Nature is complicated. We only know fragments of what is going on. In the last 30 years there has been a lot of research on small game population dynamics. Better ways of analyzing data and new research technology like GPS transmitters have revolutionized our understanding of these complexities. We now know that there are more factors than predation involved; diseases, changes in habitat, alternative prey, weather, hunting and so forth. We have to take into account the interaction of all these factors over time. Still we tend to interpret our data in accordance with what people or scientists presently believe. Grandpa Breisjøberget was living on his farm in the forest and did not know much about the scientists’ knowledge, beliefs nor about dominating political views. But he nonetheless saw that the goshawk killed grandma’s young and healthy hens. What is the lesson I want to bring forward? Scientists should be humble and look critically at their data, and also be reflective on the biases and preconceptions they bring along. It is dangerous to fully trust the present way of thinking and interpret all observations within the frames of the current theory. Listen again to grandpa Breisjøberget, he may have had a good point, after all.

References

Barth, J.B. 1891. Erfaringer fra jagten paa det mindre vildt i Norge. H. Aschehoug & Co’s Forlag, Kristiania.
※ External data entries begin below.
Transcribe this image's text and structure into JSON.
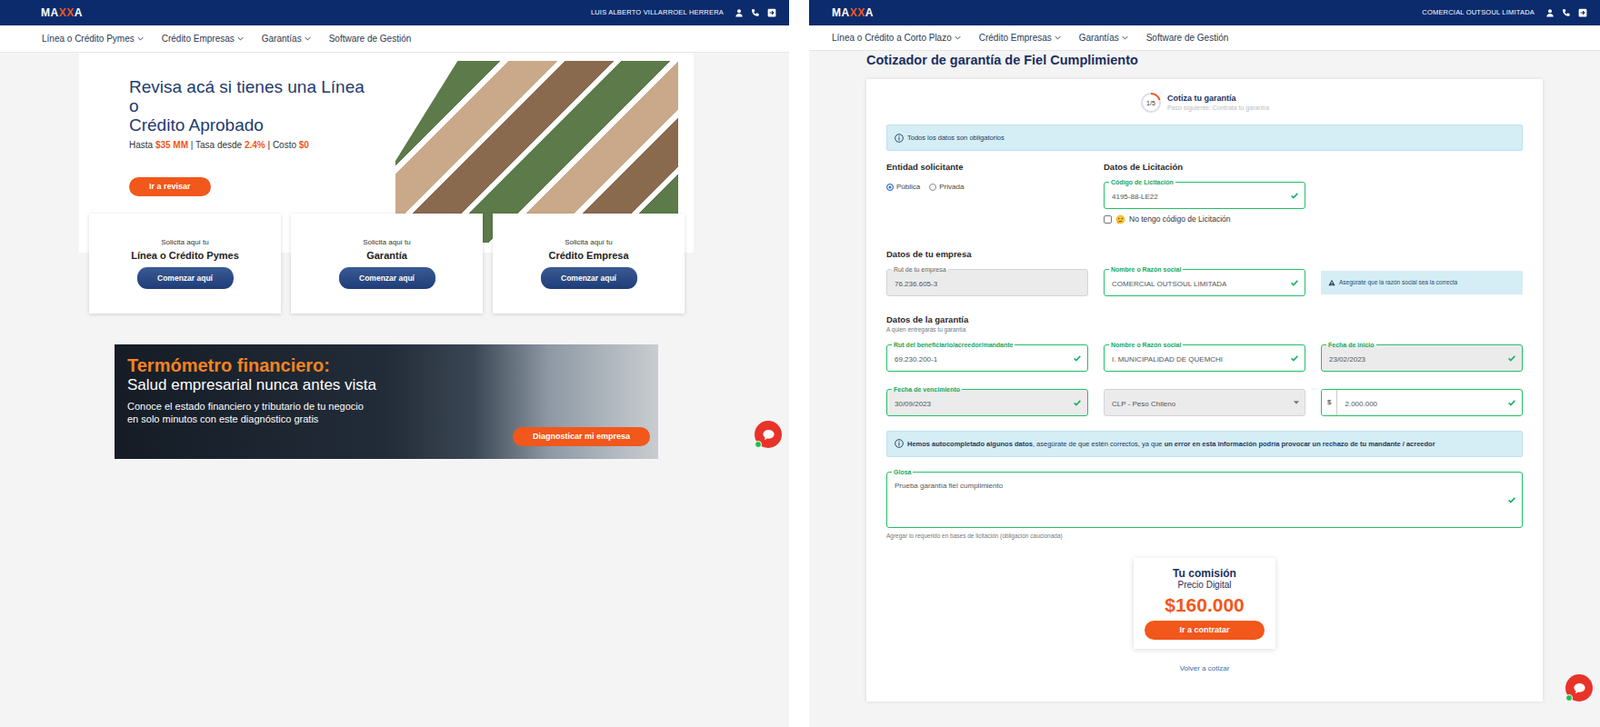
{
  "left": {
    "header": {
      "logo": [
        {
          "text": "MA",
          "accent": false
        },
        {
          "text": "XX",
          "accent": true
        },
        {
          "text": "A",
          "accent": false
        }
      ],
      "user": "LUIS ALBERTO VILLARROEL HERRERA"
    },
    "nav": [
      {
        "label": "Línea o Crédito Pymes",
        "dropdown": true
      },
      {
        "label": "Crédito Empresas",
        "dropdown": true
      },
      {
        "label": "Garantías",
        "dropdown": true
      },
      {
        "label": "Software de Gestión",
        "dropdown": false
      }
    ],
    "hero": {
      "title": [
        "Revisa acá si tienes una Línea o",
        "Crédito Aprobado"
      ],
      "subtitle": [
        {
          "text": "Hasta ",
          "highlight": false
        },
        {
          "text": "$35 MM",
          "highlight": true
        },
        {
          "text": " | Tasa desde ",
          "highlight": false
        },
        {
          "text": "2.4%",
          "highlight": true
        },
        {
          "text": " | Costo ",
          "highlight": false
        },
        {
          "text": "$0",
          "highlight": true
        }
      ],
      "button": "Ir a revisar"
    },
    "cards": [
      {
        "pre": "Solicita aquí tu",
        "title": "Línea o Crédito Pymes",
        "button": "Comenzar aquí"
      },
      {
        "pre": "Solicita aquí tu",
        "title": "Garantía",
        "button": "Comenzar aquí"
      },
      {
        "pre": "Solicita aquí tu",
        "title": "Crédito Empresa",
        "button": "Comenzar aquí"
      }
    ],
    "banner": {
      "title": "Termómetro financiero:",
      "subtitle": "Salud empresarial nunca antes vista",
      "body": [
        "Conoce el estado financiero y tributario de tu negocio",
        "en solo minutos con este diagnóstico gratis"
      ],
      "button": "Diagnosticar mi empresa"
    },
    "chat": {
      "online": true
    }
  },
  "right": {
    "header": {
      "logo": [
        {
          "text": "MA",
          "accent": false
        },
        {
          "text": "XX",
          "accent": true
        },
        {
          "text": "A",
          "accent": false
        }
      ],
      "user": "COMERCIAL OUTSOUL LIMITADA"
    },
    "nav": [
      {
        "label": "Línea o Crédito a Corto Plazo",
        "dropdown": true
      },
      {
        "label": "Crédito Empresas",
        "dropdown": true
      },
      {
        "label": "Garantías",
        "dropdown": true
      },
      {
        "label": "Software de Gestión",
        "dropdown": false
      }
    ],
    "page_title": "Cotizador de garantía de Fiel Cumplimiento",
    "step": {
      "counter": "1/5",
      "level": 0.2,
      "title": "Cotiza tu garantía",
      "next": "Paso siguiente: Contrata tu garantía"
    },
    "notice": "Todos los datos son obligatorios",
    "entity": {
      "heading": "Entidad solicitante",
      "options": [
        {
          "label": "Pública",
          "selected": true
        },
        {
          "label": "Privada",
          "selected": false
        }
      ]
    },
    "tender": {
      "heading": "Datos de Licitación",
      "field": {
        "kind": "text",
        "label": "Código de Licitación",
        "value": "4195-88-LE22",
        "valid": true,
        "disabled": false
      },
      "no_code": {
        "label": "No tengo código de Licitación",
        "checked": false
      }
    },
    "company": {
      "heading": "Datos de tu empresa",
      "fields": [
        {
          "kind": "text",
          "label": "Rut de tu empresa",
          "value": "76.236.605-3",
          "valid": false,
          "disabled": true
        },
        {
          "kind": "text",
          "label": "Nombre o Razón social",
          "value": "COMERCIAL OUTSOUL LIMITADA",
          "valid": true,
          "disabled": false
        }
      ],
      "hint": "Asegúrate que la razón social sea la correcta"
    },
    "guarantee": {
      "heading": "Datos de la garantía",
      "subheading": "A quien entregarás tu garantía",
      "fields": [
        {
          "kind": "text",
          "label": "Rut del beneficiario/acreedor/mandante",
          "value": "69.230.200-1",
          "valid": true,
          "disabled": false
        },
        {
          "kind": "text",
          "label": "Nombre o Razón social",
          "value": "I. MUNICIPALIDAD DE QUEMCHI",
          "valid": true,
          "disabled": false
        },
        {
          "kind": "text",
          "label": "Fecha de inicio",
          "value": "23/02/2023",
          "valid": true,
          "disabled": true
        },
        {
          "kind": "text",
          "label": "Fecha de vencimiento",
          "value": "30/09/2023",
          "valid": true,
          "disabled": true
        },
        {
          "kind": "select",
          "value": "CLP - Peso Chileno",
          "valid": false,
          "disabled": true
        },
        {
          "kind": "amount",
          "prefix": "$",
          "value": "2.000.000",
          "valid": true,
          "disabled": false
        }
      ]
    },
    "autofill": [
      {
        "text": "Hemos autocompletado algunos datos",
        "bold": true
      },
      {
        "text": ", asegúrate de que estén correctos, ya que ",
        "bold": false
      },
      {
        "text": "un error en esta información podría provocar un rechazo de tu mandante / acreedor",
        "bold": true
      }
    ],
    "glosa": {
      "kind": "textarea",
      "label": "Glosa",
      "value": "Prueba garantía fiel cumplimiento",
      "valid": true,
      "disabled": false,
      "help": "Agregar lo requerido en bases de licitación (obligación caucionada)"
    },
    "commission": {
      "title": "Tu comisión",
      "subtitle": "Precio Digital",
      "amount": "$160.000",
      "button": "Ir a contratar"
    },
    "back": "Volver a cotizar",
    "chat": {
      "online": true
    }
  }
}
Dahl, K. 1924. Norges Jeger og Fiskerforbunds Tidsskrift 53: 169-189.

Errington, P.L. 1946. Predation and vertebrate populations. Quart. Rev. Biol., 21: 221-245.

Gabrielsen, A. 1961. Vilt og jakt. En innføring i viltstell. Johan Grundt Tanum forlag, Oslo.

Hagen, Y. 1952. Rovfuglene og viltpleien. Gyldendal, Oslo.

Hjeljord, O. 1980. Viltbiologi. Landbruksforlaget, Oslo.

Hjeljord, O. 2008. Viltet. Biologi og forvaltning. Tun forlag, Oslo.

Myrberget, S. 1974. Viltøkologi. Universitetsforlaget, Oslo.

Pedersen, H.C. & Karlsen, D.H. 2007. Alt om rypa. Tun forlag, Oslo.

Pedersen, H.C., Steen,H, Kastdalen, L., Svendsen, W. & Brøseth, H. 1999. Betydningen av jakt på lirypebestander. Framdriftsrapport 1996-1998. NINA oppdragsmelding 578: 1-43.

Smedshaug, C.A & Reimers, E. 2002. Småvilt og rovvilt. Landbruksforlaget: 8-13.

Solli, S. 2002. Jegeren Fridtjof Nansen. Gyldendal forlag, Oslo.

Steen, J.B. 2004. Ryper og rypejegere. Gyldendal forlag, Oslo.

Watson, A & Moss, R. 2008. Grouse. Harper Collins, UK.

Wegge, P. 1978. Proceedings of the first international symposium on Grouse. World Pheasant Association, Inverness.

Wegge, P. & T. Storaas. 1990. Nest loss in capercaillie and black grouse in relation to the small rodent cycle in south east Norway. – Oecologia 82:527-530.